Testing Sorely Needed

I’m working on an implementation of the dgemm matrix multiply function for the BLAS interface [1] for a Parallel Computation course. While trying to introduce a feature to take advantage of the processor’s cache hierarchy, I ran into a reoccurring issue in my software development career. This time it bothered me more than usual.

In order to complete the feature, four components would need to be added or changed for the program to function correctly. For someone who isn’t habituated to test their code after incremental changes, four changes is basically nothing. “Watch me perform dependency inversion while thrashing every class in the codebase,” says the programmer who had it coming. [2] But for someone who now expects more from himself as a software developer, this was now uncomfortable.

“If I think this through, map it out on paper, and act cautiously, I can probably get it on my first try,” is what I use to say. I knew better this time, and I was correct. It didn’t work the first time.

The problem isn’t that it didn’t work the first time. The problem was that I had made too many changes at once and now it was impossible to pinpoint which piece was failing just by looking at the result of my Frankenstein-memory-access-matrix-multiply.

Three of the four components were mostly self-contained and should have been unit tested. These were also the most complex changes, so they DEFINITELY should have been unit tested. What were the two obstacles that prevented me from unit testing this code?

First, was inexperience. I should own up to my own shortcomings before criticizing the code of other people. Even though I’ve been using C/C++ longer than any other language, there’s a lot I still need to learn. Just in this codebase alone: make files, extern ‘C’ code, and static inline functions [3] all showed me how little I truly know. Furthermore, I’ve never properly tested C/C++ software before with unit and integration testing. So there was no way I was going to slap a testing framework into this codebase without first receiving many well deserved battle scars.

Second, was code structure. Two things seem almost inescapable in software.

  1. If you don’t start a program with the intention of testing, as the program grows, it will probably get too difficult to ever test.
  2. Even when you start out testing a codebase, as the project grows and becomes more complex, it will eventually also get too difficult to test.

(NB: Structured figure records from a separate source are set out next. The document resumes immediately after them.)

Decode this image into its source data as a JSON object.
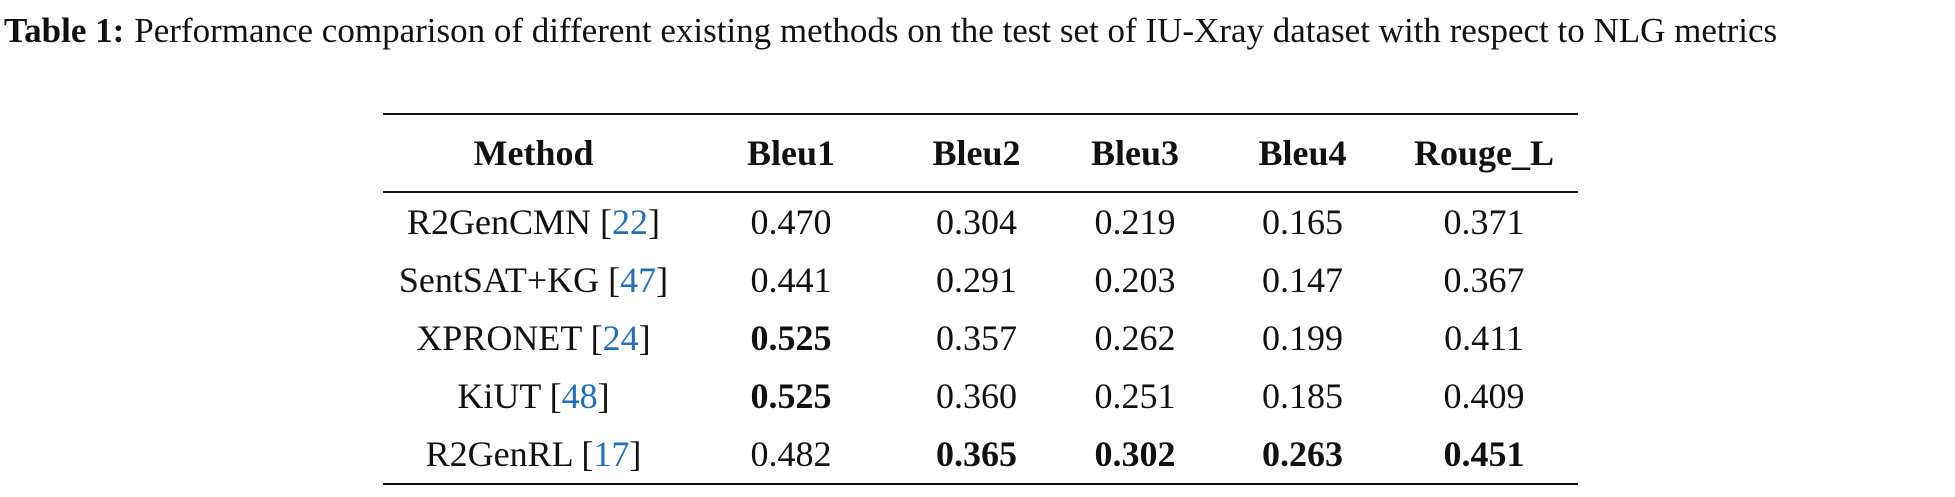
{
  "caption": {
    "label": "Table 1:",
    "text": "Performance comparison of different existing methods on the test set of IU-Xray dataset with respect to NLG metrics"
  },
  "table": {
    "header": [
      "Method",
      "Bleu1",
      "Bleu2",
      "Bleu3",
      "Bleu4",
      "Rouge_L"
    ],
    "rows": [
      {
        "method": "R2GenCMN",
        "ref": "22",
        "values": [
          "0.470",
          "0.304",
          "0.219",
          "0.165",
          "0.371"
        ],
        "bold": [
          false,
          false,
          false,
          false,
          false
        ]
      },
      {
        "method": "SentSAT+KG",
        "ref": "47",
        "values": [
          "0.441",
          "0.291",
          "0.203",
          "0.147",
          "0.367"
        ],
        "bold": [
          false,
          false,
          false,
          false,
          false
        ]
      },
      {
        "method": "XPRONET",
        "ref": "24",
        "values": [
          "0.525",
          "0.357",
          "0.262",
          "0.199",
          "0.411"
        ],
        "bold": [
          true,
          false,
          false,
          false,
          false
        ]
      },
      {
        "method": "KiUT",
        "ref": "48",
        "values": [
          "0.525",
          "0.360",
          "0.251",
          "0.185",
          "0.409"
        ],
        "bold": [
          true,
          false,
          false,
          false,
          false
        ]
      },
      {
        "method": "R2GenRL",
        "ref": "17",
        "values": [
          "0.482",
          "0.365",
          "0.302",
          "0.263",
          "0.451"
        ],
        "bold": [
          false,
          true,
          true,
          true,
          true
        ]
      }
    ]
  }
}
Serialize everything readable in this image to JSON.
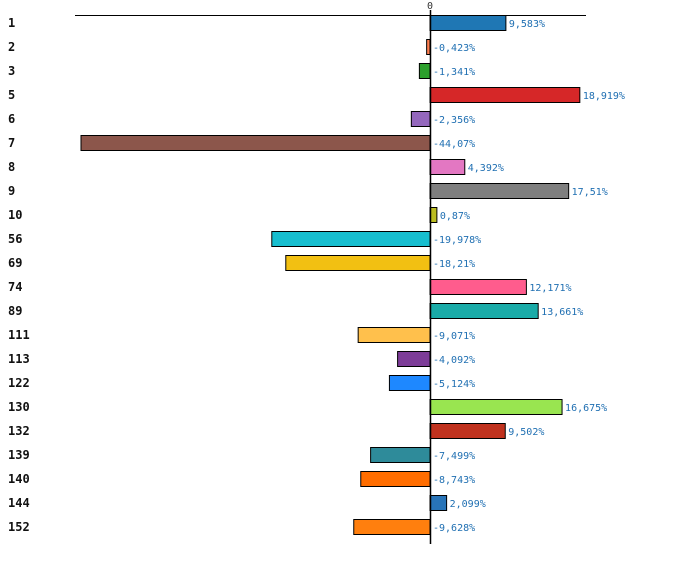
{
  "chart_data": {
    "type": "bar",
    "orientation": "horizontal",
    "title": "",
    "xlabel": "",
    "ylabel": "",
    "zero_label": "0",
    "xlim": [
      -44.07,
      18.919
    ],
    "categories": [
      "1",
      "2",
      "3",
      "5",
      "6",
      "7",
      "8",
      "9",
      "10",
      "56",
      "69",
      "74",
      "89",
      "111",
      "113",
      "122",
      "130",
      "132",
      "139",
      "140",
      "144",
      "152"
    ],
    "values": [
      9.583,
      -0.423,
      -1.341,
      18.919,
      -2.356,
      -44.07,
      4.392,
      17.51,
      0.87,
      -19.978,
      -18.21,
      12.171,
      13.661,
      -9.071,
      -4.092,
      -5.124,
      16.675,
      9.502,
      -7.499,
      -8.743,
      2.099,
      -9.628
    ],
    "value_labels": [
      "9,583%",
      "-0,423%",
      "-1,341%",
      "18,919%",
      "-2,356%",
      "-44,07%",
      "4,392%",
      "17,51%",
      "0,87%",
      "-19,978%",
      "-18,21%",
      "12,171%",
      "13,661%",
      "-9,071%",
      "-4,092%",
      "-5,124%",
      "16,675%",
      "9,502%",
      "-7,499%",
      "-8,743%",
      "2,099%",
      "-9,628%"
    ],
    "colors": [
      "#1f77b4",
      "#ff7f50",
      "#2ca02c",
      "#d62728",
      "#9467bd",
      "#8c564b",
      "#e377c2",
      "#7f7f7f",
      "#bcbd22",
      "#17becf",
      "#f2c012",
      "#ff5c8d",
      "#1aaba8",
      "#ffc04c",
      "#7d3c98",
      "#1e88ff",
      "#99e550",
      "#c0321e",
      "#2e8b9a",
      "#ff6d00",
      "#2874b8",
      "#ff7f0e"
    ]
  }
}
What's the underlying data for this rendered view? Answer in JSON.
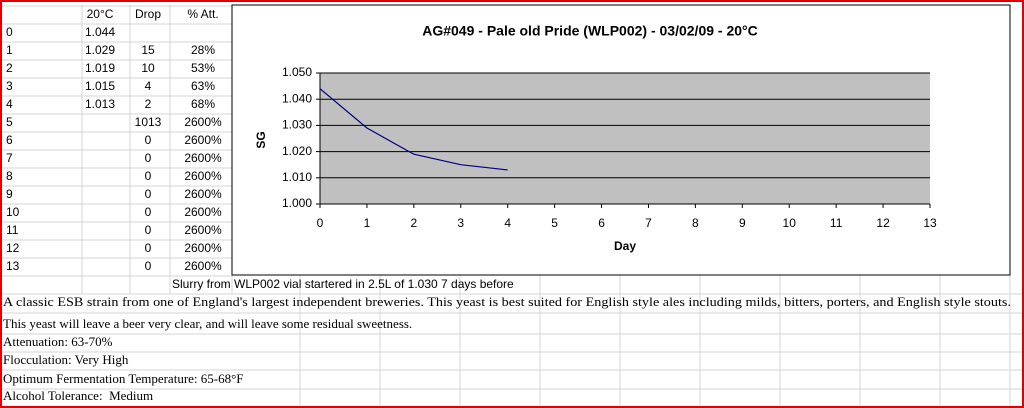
{
  "table": {
    "columns": [
      null,
      "20°C",
      "Drop",
      "% Att."
    ],
    "rows": [
      [
        "0",
        "1.044",
        null,
        null
      ],
      [
        "1",
        "1.029",
        "15",
        "28%"
      ],
      [
        "2",
        "1.019",
        "10",
        "53%"
      ],
      [
        "3",
        "1.015",
        "4",
        "63%"
      ],
      [
        "4",
        "1.013",
        "2",
        "68%"
      ],
      [
        "5",
        null,
        "1013",
        "2600%"
      ],
      [
        "6",
        null,
        "0",
        "2600%"
      ],
      [
        "7",
        null,
        "0",
        "2600%"
      ],
      [
        "8",
        null,
        "0",
        "2600%"
      ],
      [
        "9",
        null,
        "0",
        "2600%"
      ],
      [
        "10",
        null,
        "0",
        "2600%"
      ],
      [
        "11",
        null,
        "0",
        "2600%"
      ],
      [
        "12",
        null,
        "0",
        "2600%"
      ],
      [
        "13",
        null,
        "0",
        "2600%"
      ]
    ]
  },
  "chart_data": {
    "type": "line",
    "title": "AG#049 - Pale old Pride (WLP002) - 03/02/09 - 20°C",
    "x_label": "Day",
    "y_label": "SG",
    "x": [
      0,
      1,
      2,
      3,
      4
    ],
    "values": [
      1.044,
      1.029,
      1.019,
      1.015,
      1.013
    ],
    "color": "#000080",
    "xlim": [
      0,
      13
    ],
    "xticks": [
      0,
      1,
      2,
      3,
      4,
      5,
      6,
      7,
      8,
      9,
      10,
      11,
      12,
      13
    ],
    "ylim": [
      1,
      1.05
    ],
    "yticks": [
      {
        "value": 1,
        "label": "1.000"
      },
      {
        "value": 1.01,
        "label": "1.010"
      },
      {
        "value": 1.02,
        "label": "1.020"
      },
      {
        "value": 1.03,
        "label": "1.030"
      },
      {
        "value": 1.04,
        "label": "1.040"
      },
      {
        "value": 1.05,
        "label": "1.050"
      }
    ],
    "grid": true,
    "plot_background": "#c0c0c0"
  },
  "notes": {
    "chart_caption": "Slurry from WLP002 vial startered in 2.5L of 1.030 7 days before",
    "lines": [
      "A classic ESB strain from one of England's largest independent breweries. This yeast is best suited for English style ales including milds, bitters, porters, and English style stouts.",
      "This yeast will leave a beer very clear, and will leave some residual sweetness.",
      "Attenuation: 63-70%",
      "Flocculation: Very High",
      "Optimum Fermentation Temperature: 65-68°F",
      "Alcohol Tolerance:  Medium"
    ]
  }
}
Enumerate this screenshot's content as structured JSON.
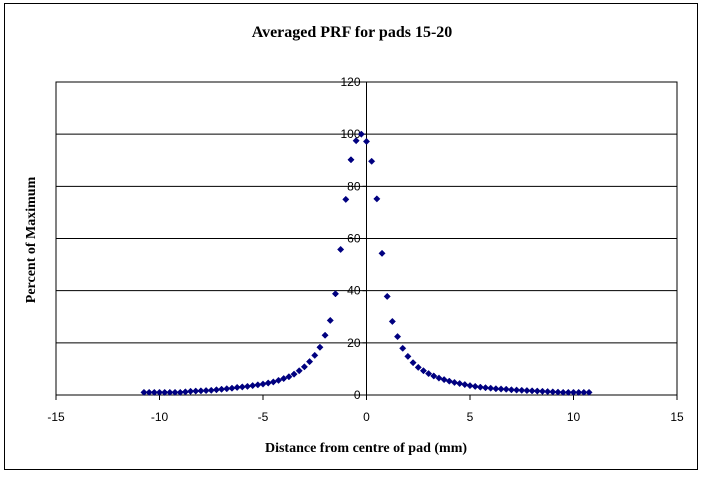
{
  "chart_data": {
    "type": "scatter",
    "title": "Averaged PRF for pads 15-20",
    "xlabel": "Distance from centre of pad (mm)",
    "ylabel": "Percent of Maximum",
    "xlim": [
      -15,
      15
    ],
    "ylim": [
      0,
      120
    ],
    "xticks": [
      -15,
      -10,
      -5,
      0,
      5,
      10,
      15
    ],
    "yticks": [
      0,
      20,
      40,
      60,
      80,
      100,
      120
    ],
    "grid": "horizontal",
    "legend": "none",
    "marker": "diamond",
    "color": "#000080",
    "series": [
      {
        "x": [
          -10.75,
          -10.5,
          -10.25,
          -10.0,
          -9.75,
          -9.5,
          -9.25,
          -9.0,
          -8.75,
          -8.5,
          -8.25,
          -8.0,
          -7.75,
          -7.5,
          -7.25,
          -7.0,
          -6.75,
          -6.5,
          -6.25,
          -6.0,
          -5.75,
          -5.5,
          -5.25,
          -5.0,
          -4.75,
          -4.5,
          -4.25,
          -4.0,
          -3.75,
          -3.5,
          -3.25,
          -3.0,
          -2.75,
          -2.5,
          -2.25,
          -2.0,
          -1.75,
          -1.5,
          -1.25,
          -1.0,
          -0.75,
          -0.5,
          -0.25,
          0.0,
          0.25,
          0.5,
          0.75,
          1.0,
          1.25,
          1.5,
          1.75,
          2.0,
          2.25,
          2.5,
          2.75,
          3.0,
          3.25,
          3.5,
          3.75,
          4.0,
          4.25,
          4.5,
          4.75,
          5.0,
          5.25,
          5.5,
          5.75,
          6.0,
          6.25,
          6.5,
          6.75,
          7.0,
          7.25,
          7.5,
          7.75,
          8.0,
          8.25,
          8.5,
          8.75,
          9.0,
          9.25,
          9.5,
          9.75,
          10.0,
          10.25,
          10.5,
          10.75
        ],
        "y": [
          1.0,
          1.0,
          1.0,
          1.0,
          1.0,
          1.0,
          1.0,
          1.0,
          1.2,
          1.4,
          1.5,
          1.6,
          1.7,
          1.8,
          2.0,
          2.2,
          2.4,
          2.6,
          2.9,
          3.1,
          3.3,
          3.6,
          3.9,
          4.2,
          4.6,
          5.0,
          5.6,
          6.3,
          7.0,
          8.0,
          9.3,
          10.8,
          12.8,
          15.2,
          18.3,
          22.9,
          28.6,
          38.8,
          55.8,
          75.0,
          90.2,
          97.5,
          100.0,
          97.2,
          89.6,
          75.2,
          54.3,
          37.8,
          28.2,
          22.4,
          17.9,
          14.8,
          12.4,
          10.6,
          9.3,
          8.2,
          7.3,
          6.5,
          5.9,
          5.3,
          4.8,
          4.4,
          4.0,
          3.6,
          3.3,
          3.0,
          2.8,
          2.6,
          2.4,
          2.3,
          2.2,
          2.0,
          1.9,
          1.8,
          1.7,
          1.6,
          1.5,
          1.4,
          1.3,
          1.2,
          1.1,
          1.0,
          1.0,
          1.0,
          1.0,
          1.0,
          1.0
        ]
      }
    ]
  }
}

This code is strictly academic, for learning purposes only. They thankfully included some handy debugging functionality to the project, but its creators didn’t imagine people would need to properly test this code. From the complexity of how the code is linked together to the static inline functions that make some important components impossible to access, this is not convenient to test.

I write this the day of my well learned lesson. In the coming weeks, I hope to learn a number of things about software testing in general, testing C/C++, and understanding some of the internals that have given me so much grief today.

References:

  1. http://www.netlib.org/blas/
  2. Yea, I’ve done that. Not proud of it. I got what I deserved.
  3. Static inline functions actually made a lot of sense in this context since we’re trying to optimize the code to be wicked fast. Why declare a C function as static inline?